DAZ Studio Feature Request: Separate Weight map per rigidity group
Right now, there is a single rigidity weight map. The docs say there's no reason to have a vertex in multiple rigidity groups. Well, I can think of multiple uses. It would make anything where you don't want it to distort, but would like to have different parts scale based on the area of the body it is on. This would make high heel shoes easier to do. I've noticed that the first set of shoes I've bought for G9 actually does use rigidity maps, but they completely removed the maps for the toes including the bones likely because it would not work nicely with both the toes bone and rigidity map at the same time as I'm finding out now. Another example would be certain types of body armour could benefit.
For normalization, we'd need a way to also create a non-rigid group.

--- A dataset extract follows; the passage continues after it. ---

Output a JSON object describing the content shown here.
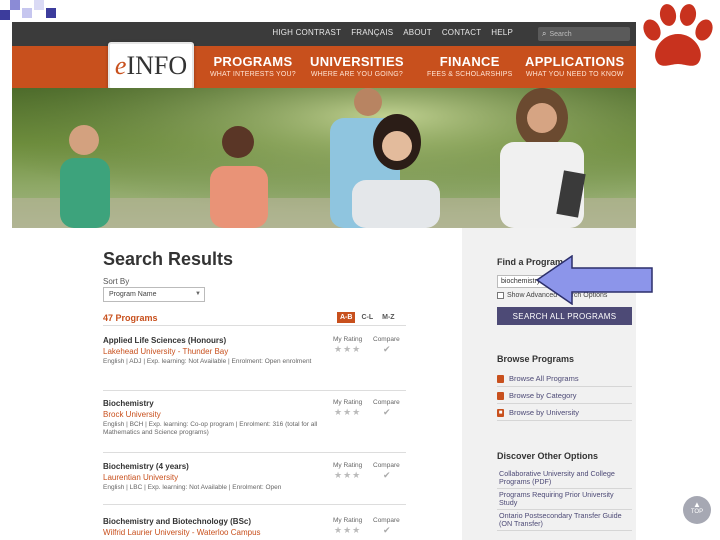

Not sure if anyone from DAZ3D will ever read this. Is there somewhere we can make feature requests directly? There's nothing in the help requests. I could just add in a support ticket, but wondering if there's an accepted way.
Out of curiosity, anyone know what happens when a vertex is included in multiple rigidity groups? My guess it will just use the first one it finds. I haven't tried this yet.
edit: Actually, the main rigidity map could be used as it is now, but be global between rigid and non-rigid. It would be backwards compatible with what's there now. But you can also add weight maps per rigidity groups and these will simply be scaled by the primary map. It'll also allow for easy normalization of the separate maps.
Comments
High heels usually have rigid soles, so that would be why there were no weight maps for the toes. Rigidity is solely concerned with morph projection, it has nothing to do with joint bending.
Never said it had anything to do with joint bending. But toes can scale differently and at a different angle than the rest of the foot as well as the shins. This is where it would be useful. Not the bending, but the scaling.
Oh, and I tried having vertices in multiple rigidity groups. It seems to apply the average of all the rigidity groups that the vertices are in. But as mentioned, there's only one normal map, so it is scaled the same in each group. So it looks like the code is already set up to handle multiple maps if they existed (or at least goes through each rigidity group).